Family connection to Tibet
While the destruction of Tibetans’ way of life is only increasing, ICT’s report finds hope in Xi’s past.
Xi is the son of Xi Zhongxun, one of the CCP’s leaders when China invaded and began occupying Tibet in the 1950s.
The elder Xi was seen as a reformer who recognized China’s mistakes in Tibet. He developed a personal relationship with the Dalai Lama and argued for moderate policies toward the Tibetan people.
Filial piety is important in Chinese culture, and Xi Jinping is said to hold his late father in high regard.
Xi’s mother Qi Xin is also believed to be Buddhist, and his wife Peng Liyuan reportedly has a Tibetan Buddhist master.
ICT’s report says Xi has the chance to uphold his family’s legacy by working to bring a peaceful end to the conflict between Tibet and China.
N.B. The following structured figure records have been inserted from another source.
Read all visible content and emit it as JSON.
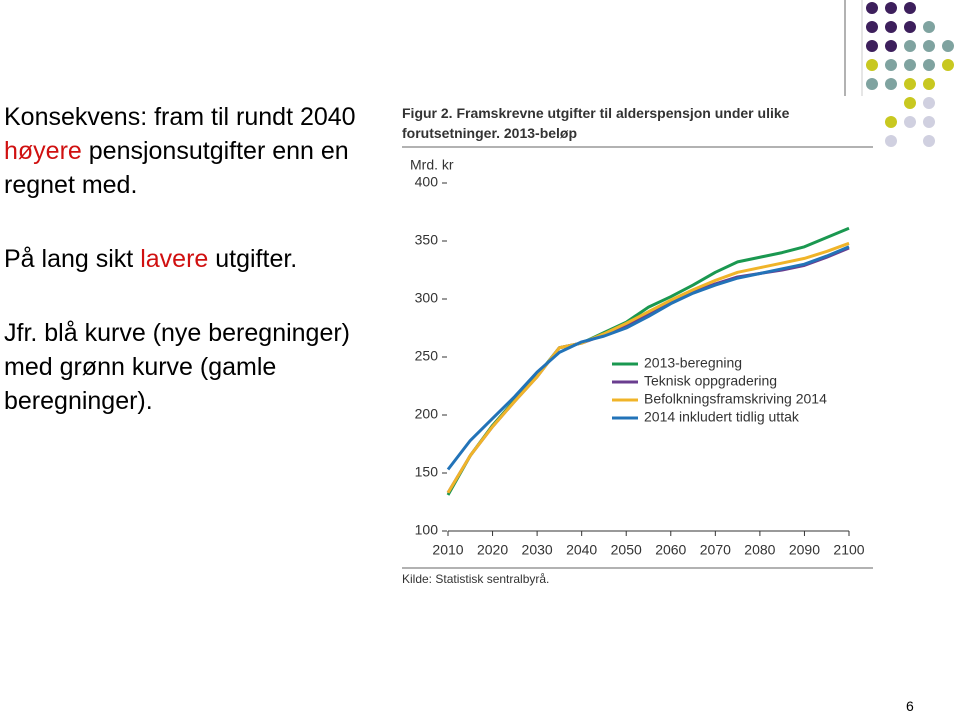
{
  "slide": {
    "paragraphs": [
      {
        "parts": [
          "Konsekvens: fram til rundt 2040",
          "høyere",
          "pensjonsutgifter enn en regnet med."
        ]
      },
      {
        "parts": [
          "På lang sikt",
          "lavere",
          "utgifter."
        ]
      },
      {
        "parts": [
          "Jfr. blå kurve (nye beregninger) med grønn kurve (gamle beregninger)."
        ]
      }
    ],
    "page_number": "6"
  },
  "chart_data": {
    "type": "line",
    "title": "Figur 2. Framskrevne utgifter til alderspensjon under ulike forutsetninger. 2013-beløp",
    "y_label": "Mrd. kr",
    "source": "Kilde: Statistisk sentralbyrå.",
    "x": [
      2010,
      2015,
      2020,
      2025,
      2030,
      2035,
      2040,
      2045,
      2050,
      2055,
      2060,
      2065,
      2070,
      2075,
      2080,
      2085,
      2090,
      2095,
      2100
    ],
    "xlim": [
      2010,
      2100
    ],
    "xticks": [
      2010,
      2020,
      2030,
      2040,
      2050,
      2060,
      2070,
      2080,
      2090,
      2100
    ],
    "ylim": [
      100,
      400
    ],
    "yticks": [
      100,
      150,
      200,
      250,
      300,
      350,
      400
    ],
    "series": [
      {
        "name": "2013-beregning",
        "color": "#1a9850",
        "values": [
          131,
          165,
          191,
          213,
          234,
          258,
          262,
          271,
          280,
          293,
          302,
          312,
          323,
          332,
          336,
          340,
          345,
          353,
          361
        ]
      },
      {
        "name": "Teknisk oppgradering",
        "color": "#6a3d8f",
        "values": [
          133,
          165,
          190,
          212,
          233,
          258,
          262,
          269,
          277,
          287,
          297,
          306,
          313,
          319,
          322,
          325,
          329,
          336,
          344
        ]
      },
      {
        "name": "Befolkningsframskriving 2014",
        "color": "#f0b429",
        "values": [
          133,
          165,
          190,
          212,
          233,
          258,
          262,
          270,
          279,
          289,
          299,
          308,
          316,
          323,
          327,
          331,
          335,
          341,
          348
        ]
      },
      {
        "name": "2014 inkludert tidlig uttak",
        "color": "#2273b8",
        "values": [
          153,
          178,
          197,
          216,
          237,
          254,
          263,
          268,
          275,
          285,
          296,
          305,
          312,
          318,
          322,
          326,
          330,
          337,
          345
        ]
      }
    ]
  }
}
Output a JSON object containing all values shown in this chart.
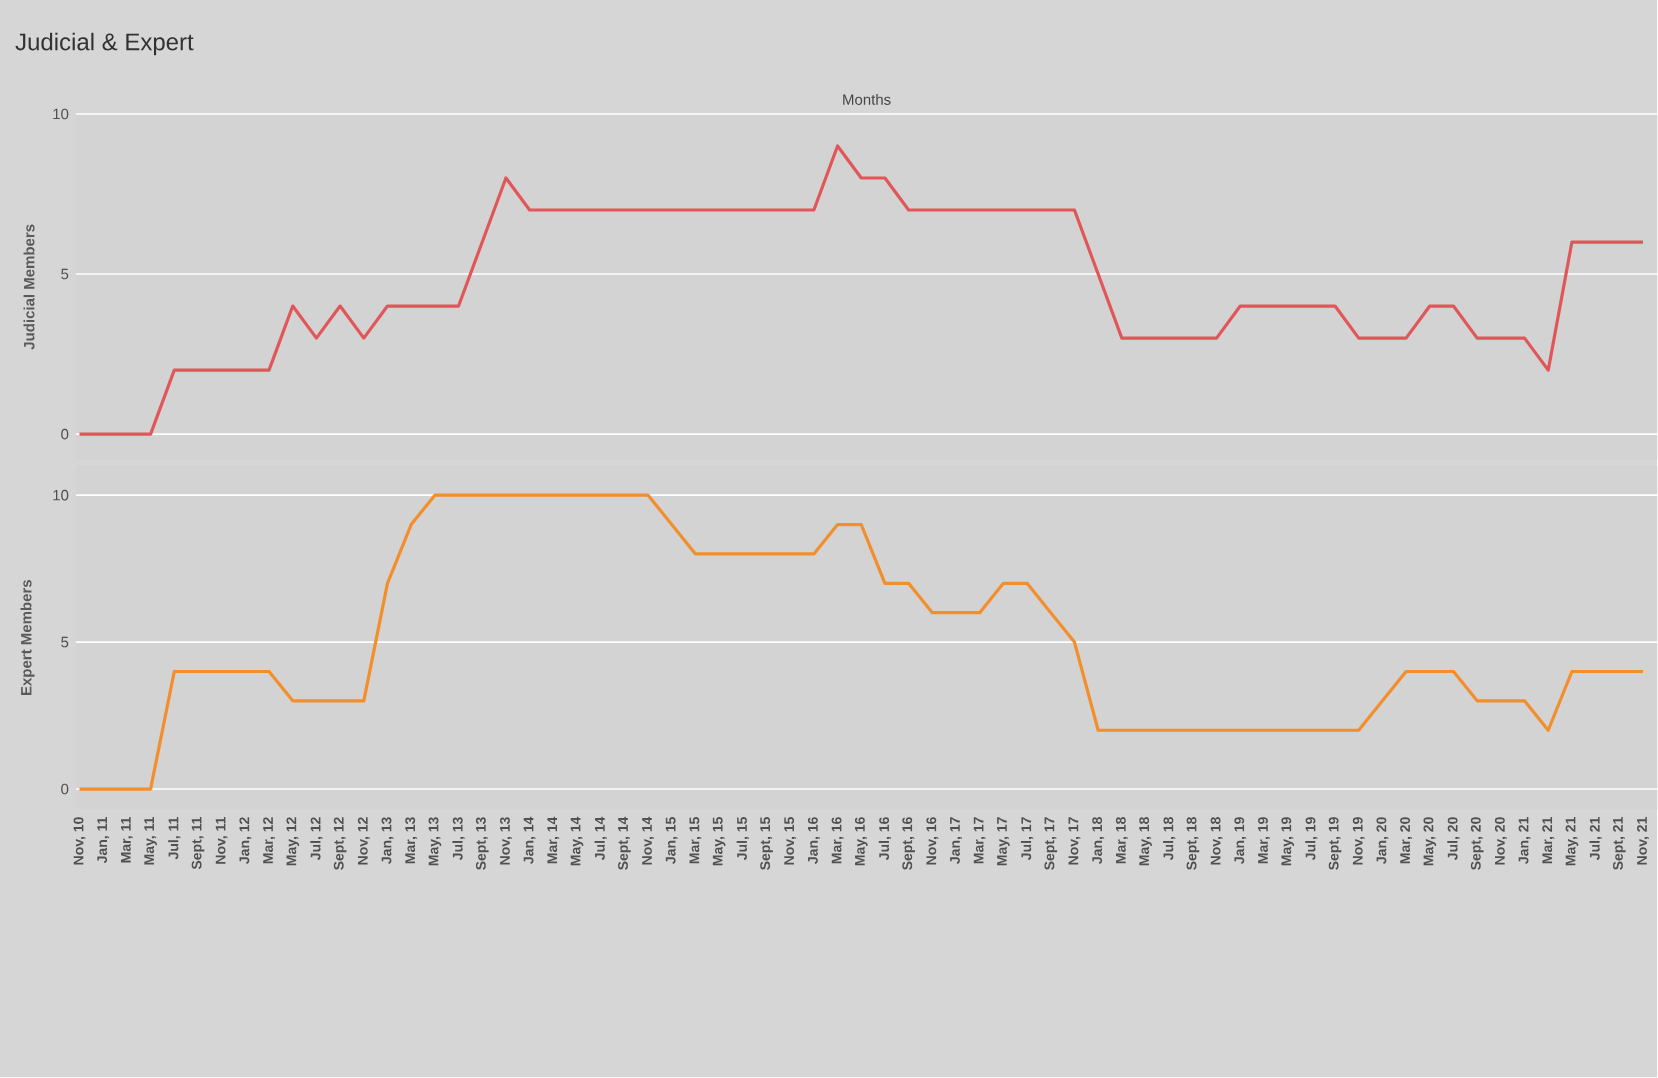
{
  "chart_data": [
    {
      "type": "line",
      "title": "Judicial & Expert",
      "xlabel": "Months",
      "ylabel": "Judicial Members",
      "tick_labels": "y",
      "grid": "y",
      "ylim": [
        -0.8,
        10
      ],
      "yticks": [
        0,
        5,
        10
      ],
      "categories": [
        null,
        null,
        null,
        null,
        null,
        null,
        null,
        null,
        null,
        null,
        null,
        null,
        null,
        null,
        null,
        null,
        null,
        null,
        null,
        null,
        null,
        null,
        null,
        null,
        null,
        null,
        null,
        null,
        null,
        null,
        null,
        null,
        null,
        null,
        null,
        null,
        null,
        null,
        null,
        null,
        null,
        null,
        null,
        null,
        null,
        null,
        null,
        null,
        null,
        null,
        null,
        null,
        null,
        null,
        null,
        null,
        null,
        null,
        null,
        null,
        null,
        null,
        null,
        null,
        null,
        null,
        null
      ],
      "series": [
        {
          "color": "#e15759",
          "values": [
            0,
            0,
            0,
            0,
            2,
            2,
            2,
            2,
            2,
            4,
            3,
            4,
            3,
            4,
            4,
            4,
            4,
            6,
            8,
            7,
            7,
            7,
            7,
            7,
            7,
            7,
            7,
            7,
            7,
            7,
            7,
            7,
            9,
            8,
            8,
            7,
            7,
            7,
            7,
            7,
            7,
            7,
            7,
            5,
            3,
            3,
            3,
            3,
            3,
            4,
            4,
            4,
            4,
            4,
            3,
            3,
            3,
            4,
            4,
            3,
            3,
            3,
            2,
            6,
            6,
            6,
            6
          ]
        }
      ]
    },
    {
      "type": "line",
      "ylabel": "Expert Members",
      "grid": "y",
      "ylim": [
        -0.7,
        11
      ],
      "yticks": [
        0,
        5,
        10
      ],
      "categories": [
        "Nov, 10",
        "Jan, 11",
        "Mar, 11",
        "May, 11",
        "Jul, 11",
        "Sept, 11",
        "Nov, 11",
        "Jan, 12",
        "Mar, 12",
        "May, 12",
        "Jul, 12",
        "Sept, 12",
        "Nov, 12",
        "Jan, 13",
        "Mar, 13",
        "May, 13",
        "Jul, 13",
        "Sept, 13",
        "Nov, 13",
        "Jan, 14",
        "Mar, 14",
        "May, 14",
        "Jul, 14",
        "Sept, 14",
        "Nov, 14",
        "Jan, 15",
        "Mar, 15",
        "May, 15",
        "Jul, 15",
        "Sept, 15",
        "Nov, 15",
        "Jan, 16",
        "Mar, 16",
        "May, 16",
        "Jul, 16",
        "Sept, 16",
        "Nov, 16",
        "Jan, 17",
        "Mar, 17",
        "May, 17",
        "Jul, 17",
        "Sept, 17",
        "Nov, 17",
        "Jan, 18",
        "Mar, 18",
        "May, 18",
        "Jul, 18",
        "Sept, 18",
        "Nov, 18",
        "Jan, 19",
        "Mar, 19",
        "May, 19",
        "Jul, 19",
        "Sept, 19",
        "Nov, 19",
        "Jan, 20",
        "Mar, 20",
        "May, 20",
        "Jul, 20",
        "Sept, 20",
        "Nov, 20",
        "Jan, 21",
        "Mar, 21",
        "May, 21",
        "Jul, 21",
        "Sept, 21",
        "Nov, 21"
      ],
      "series": [
        {
          "color": "#f28e2b",
          "values": [
            0,
            0,
            0,
            0,
            4,
            4,
            4,
            4,
            4,
            3,
            3,
            3,
            3,
            7,
            9,
            10,
            10,
            10,
            10,
            10,
            10,
            10,
            10,
            10,
            10,
            9,
            8,
            8,
            8,
            8,
            8,
            8,
            9,
            9,
            7,
            7,
            6,
            6,
            6,
            7,
            7,
            6,
            5,
            2,
            2,
            2,
            2,
            2,
            2,
            2,
            2,
            2,
            2,
            2,
            2,
            3,
            4,
            4,
            4,
            3,
            3,
            3,
            2,
            4,
            4,
            4,
            4
          ]
        }
      ]
    }
  ]
}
The report also calls on outside governments to pressure Xi and the Chinese government to engage the Dalai Lama’s envoys in direct, substantive dialogue without preconditions.
Specifically, the United States should pass the Promoting a Resolution to the Tibet-China Conflict Act, a bipartisan bill that will push Beijing to get back to the negotiating table. Other countries should consider taking up similar policy positions.